Abstract
Notcamos quatro doentes do sexo feminino com doença de Graves com anticorpos ANA positivos e possibilidade de desenvolvimento de lúpus eritematoso sistémico. Todos os quatro doentes foram tratados com medicamentos antitiróides. Os sintomas de LES apareceram de 4 a 12 meses após o início da terapia com methysol em dois deles. O terceiro doente não tinha sintomas de LES, mas os seus anticorpos ANA, anti-DNA e anti-histamínicos tinham sido positivos na altura do início da tirotoxicose. O quarto doente tinha alopecia areata com ANA positivo e anticorpos anti-histónicos.
1. Introdução
A associação entre tireoidite de Hashimoto e lúpus eritematoso sistêmico (LES) tem sido descrita por vários autores, mas, em contraste, Mulhern et al. relatam que não há associação clara entre essas duas doenças. A coexistência do LES e da tireotoxicose era menos conhecida até o momento. Em alguns casos a tireotoxicose precedeu a manifestação do LES, em outros os sinais de LES apareceram primeiro, e em alguns pacientes ambas as doenças começaram simultaneamente .
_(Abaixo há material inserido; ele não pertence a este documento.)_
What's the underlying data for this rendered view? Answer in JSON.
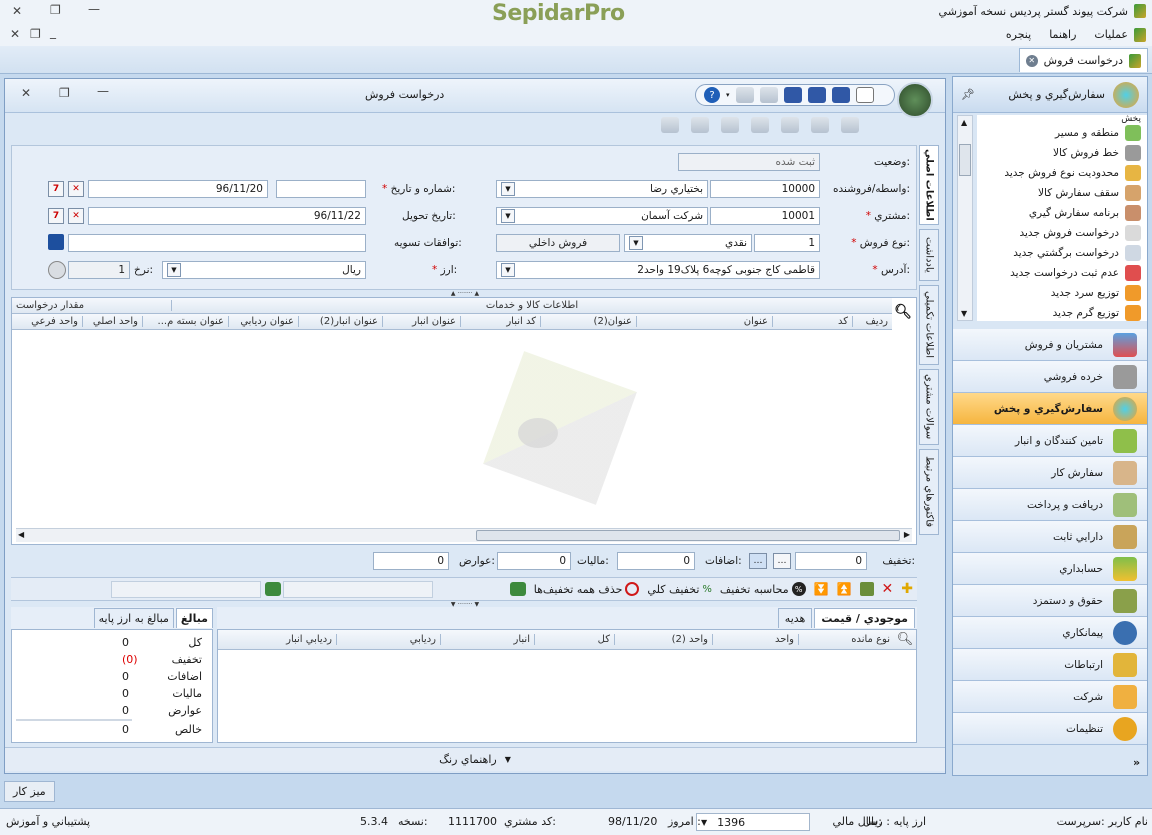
{
  "app": {
    "title": "شرکت پیوند گستر پردیس نسخه آموزشي",
    "logo": "SepidarPro",
    "menu": [
      "عمليات",
      "راهنما",
      "پنجره"
    ],
    "doc_tab": "درخواست فروش"
  },
  "nav": {
    "header": "سفارش‌گيري و پخش",
    "tree_top": "پخش",
    "tree": [
      "منطقه و مسير",
      "خط فروش کالا",
      "محدوديت نوع فروش جديد",
      "سقف سفارش کالا",
      "برنامه سفارش گيري",
      "درخواست فروش جديد",
      "درخواست برگشتي جديد",
      "عدم ثبت درخواست جديد",
      "توزيع سرد جديد",
      "توزيع گرم جديد"
    ],
    "modules": [
      "مشتريان و فروش",
      "خرده فروشي",
      "سفارش‌گيري و پخش",
      "تامين کنندگان و انبار",
      "سفارش کار",
      "دريافت و پرداخت",
      "دارايي ثابت",
      "حسابداري",
      "حقوق و دستمزد",
      "پيمانکاري",
      "ارتباطات",
      "شرکت",
      "تنظيمات"
    ],
    "active_index": 2
  },
  "form": {
    "window_title": "درخواست فروش",
    "labels": {
      "status": "وضعيت:",
      "agent": "واسطه/فروشنده:",
      "customer": "مشتري:",
      "sale_type": "نوع فروش:",
      "address": "آدرس:",
      "number_date": "شماره و تاريخ:",
      "delivery_date": "تاريخ تحويل:",
      "settlement": "توافقات تسويه:",
      "currency": "ارز:",
      "rate": "نرخ:"
    },
    "values": {
      "status": "ثبت شده",
      "agent_code": "10000",
      "agent_name": "بختياري رضا",
      "customer_code": "10001",
      "customer_name": "شرکت آسمان",
      "sale_type_code": "1",
      "sale_type_name": "نقدي",
      "sale_kind": "فروش داخلي",
      "address": "قاطمی کاج جنوبی کوچه6 پلاک19 واحد2",
      "number": "",
      "date": "96/11/20",
      "delivery_date": "96/11/22",
      "settlement": "",
      "currency": "ريال",
      "rate": "1"
    },
    "vertical_tabs": [
      "اطلاعات اصلي",
      "يادداشت",
      "اطلاعات تکميلي",
      "سوالات مشتري",
      "فاکتورهاي مرتبط"
    ]
  },
  "items_grid": {
    "group_header": "اطلاعات کالا و خدمات",
    "group_header2": "مقدار درخواست",
    "columns": [
      "رديف",
      "کد",
      "عنوان",
      "عنوان(2)",
      "کد انبار",
      "عنوان انبار",
      "عنوان انبار(2)",
      "عنوان رديابي",
      "عنوان بسته م...",
      "واحد اصلي",
      "واحد فرعي"
    ]
  },
  "totals_row": {
    "discount_label": "تخفيف:",
    "discount": "0",
    "additions_label": "اضافات:",
    "additions": "0",
    "tax_label": "ماليات:",
    "tax": "0",
    "duties_label": "عوارض:",
    "duties": "0"
  },
  "actions": {
    "calc_discount": "محاسبه تخفيف",
    "total_discount": "تخفيف کلي",
    "remove_discounts": "حذف همه تخفيف‌ها"
  },
  "stock": {
    "tabs": [
      "موجودي / قيمت",
      "هديه"
    ],
    "columns": [
      "نوع مانده",
      "واحد",
      "واحد (2)",
      "کل",
      "انبار",
      "رديابي",
      "رديابي انبار"
    ]
  },
  "amounts": {
    "tabs": [
      "مبالغ",
      "مبالغ به ارز پايه"
    ],
    "rows": [
      {
        "label": "کل",
        "value": "0"
      },
      {
        "label": "تخفيف",
        "value": "(0)"
      },
      {
        "label": "اضافات",
        "value": "0"
      },
      {
        "label": "ماليات",
        "value": "0"
      },
      {
        "label": "عوارض",
        "value": "0"
      },
      {
        "label": "خالص",
        "value": "0"
      }
    ]
  },
  "color_guide": "راهنماي رنگ",
  "taskbar": "ميز کار",
  "status": {
    "user": "نام کاربر :سرپرست",
    "base_currency": "ارز پايه :  ريال",
    "fiscal_year_label": "سال مالي:",
    "fiscal_year": "1396",
    "today_label": "امروز :",
    "today": "98/11/20",
    "customer_code_label": "کد مشتري:",
    "customer_code": "1111700",
    "version_label": "نسخه:",
    "version": "5.3.4",
    "support": "پشتيباني و آموزش"
  },
  "colors": {
    "accent": "#f6b53f",
    "frame": "#7f9ec4",
    "logo": "#8a9f57"
  }
}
Descrevemos quatro pacientes com doença de Graves com anticorpos antinucleares (ANAs) positivos e uma possibilidade de desenvolvimento do LES.
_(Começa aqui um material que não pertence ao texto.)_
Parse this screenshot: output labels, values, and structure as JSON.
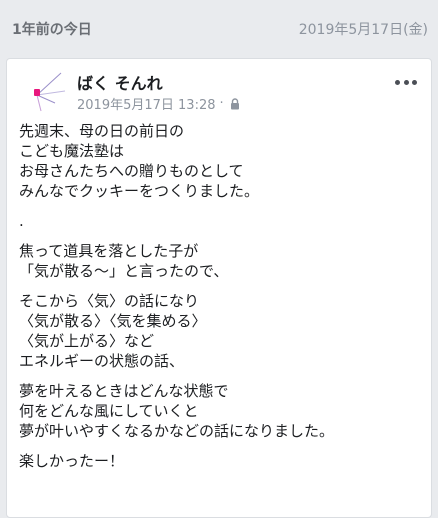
{
  "memories": {
    "label": "1年前の今日",
    "date": "2019年5月17日(金)"
  },
  "post": {
    "author": "ばく そんれ",
    "timestamp": "2019年5月17日 13:28",
    "separator": "·",
    "privacy_icon": "lock-icon",
    "paragraphs": [
      [
        "先週末、母の日の前日の",
        "こども魔法塾は",
        "お母さんたちへの贈りものとして",
        "みんなでクッキーをつくりました。"
      ],
      [
        "."
      ],
      [
        "焦って道具を落とした子が",
        "「気が散る～」と言ったので、"
      ],
      [
        "そこから〈気〉の話になり",
        "〈気が散る〉〈気を集める〉",
        "〈気が上がる〉など",
        "エネルギーの状態の話、"
      ],
      [
        "夢を叶えるときはどんな状態で",
        "何をどんな風にしていくと",
        "夢が叶いやすくなるかなどの話になりました。"
      ],
      [
        "楽しかったー！"
      ]
    ]
  },
  "colors": {
    "background": "#e9ebee",
    "card": "#ffffff",
    "muted_text": "#8d949e",
    "avatar_accent": "#e8177d"
  }
}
As foram determinados por um método imunofluorescente indirecto em células HEp-2, ADN anti-ds, anti-Sm, anni-RNP, e anticorpos anti-histónicos, assim como T3, T4, e TTH por uma técnica ELISA.
2. relato de caso
Patiente 1
Uma paciente de 39 anos de idade do sexo feminino tinha sofrido de fraqueza, perda de peso, taquiarritmia, tremor, exofthalmos, pele úmida e bócio durante o último ano. Durante quatro meses ela foi tratada com propiltiouracil (PTU) sem efeito, mas há um mês ela teve edema nas pernas, derrame pleural e dispnéia. No momento da internação no departamento de terapia intensiva, ela tinha exoftalmia, taquiarritmia (140 bpm) e anasarca sem efeito de tratamento com PTU 60 mg diários. As principais manifestações clínicas foram sinais e sintomas de descompensação cardíaca com cardiomegalia, taquiarritmia absoluta com flutter atrial, ritmo galopado T3, pulso venoso positivo das veias jugulares, hipotensão e anasarca. Sua pele e muco eram ictéricos; apresentava xantemas nas pálpebras superiores e bócio (grau III-IV), com uma emoção auscultatória, e a efusão pleural e a hepatomegalia persistiam. Os exames laboratoriais mostraram valores normais de ESR, contagem de hemácias, leucócitos e plaquetas e de creatinina sérica, uréia e níveis de ASAT e ALAT, bilirrubinemia (total-48, 3 μmol/L, direto-17, 3 μmol/L), níveis elevados de enzimas colestáticas (fosfatase alcalina 168 Unidades, gama-GTP 62 Unidades), ANA negativo, DNA, Sm, e RNP, mas anticorpos anti-histônicos positivos, T3-3, T4-124, e TTH-0, 1 pmol/L. ECG de 12 derivações: taquiarritmia absoluta e flutter atrial, P-pulmonale, alterações difusas na repolarização mostrando resultados positivos após a terapia. Ecocardiografia: os tamanhos e volumes do ventrículo esquerdo estão dentro da faixa de normalidade, e existe um aumento moderado do átrio esquerdo. Pressão arterial pulmonar elevada (sistólica: 60 mm Hg, mediana 38 mm Hg) e sobrecarga do ventrículo direito com relativo grau de regurgitação tricúspide II e aumento do átrio direito foram detectados. A FE foi de 44%, e a FS foi de 22%. Foi tratada com metilprednisolona 30 mg diários e furosemida 40 mg diários e apresentou melhora.
Patiente 2
O caso é de uma paciente de 44 anos de idade, do sexo feminino, que havia sofrido taquicardia, pele úmida e bócio nos últimos anos. Ela teve derrame pericárdico há vários meses. Naquela época os valores de T3 e T4 eram de 8 e 115 pmol/L, respectivamente. A paciente foi tratada com methysol (6 comprimidos por dia, mais tarde 4 comprimidos por dia). Desde o verão passado ela tinha tido fotosensibilidade, artralgia, alopecia areata e adrenalina malar. Os ANAs foram positivos (1 : 640), e os anticorpos ADN e Sm também foram positivos, mas os anticorpos anti-histónicos foram negativos. Todos os testes de sangue, incluindo ESR, eritrócitos, leucócitos, trombócitos, ASAT, ALAT, creatinina, e uréia, foram normais. Os níveis de hormônios da tireoide foram os seguintes: FT3 = 5,3 pg/mL (normal 2,3-4,2 pg/mL); FT4 = 9,3 μg/dL (normal 0,8-1,8 ng/L), TSH-below 0,15 μg/mL (normal 0,5-4,70 μIU/mL). Artralgia, fotossensibilidade, alopecia e erupção malar persistem até agora. Além disso, este paciente tinha síndrome de WPW e alergia a antibióticos.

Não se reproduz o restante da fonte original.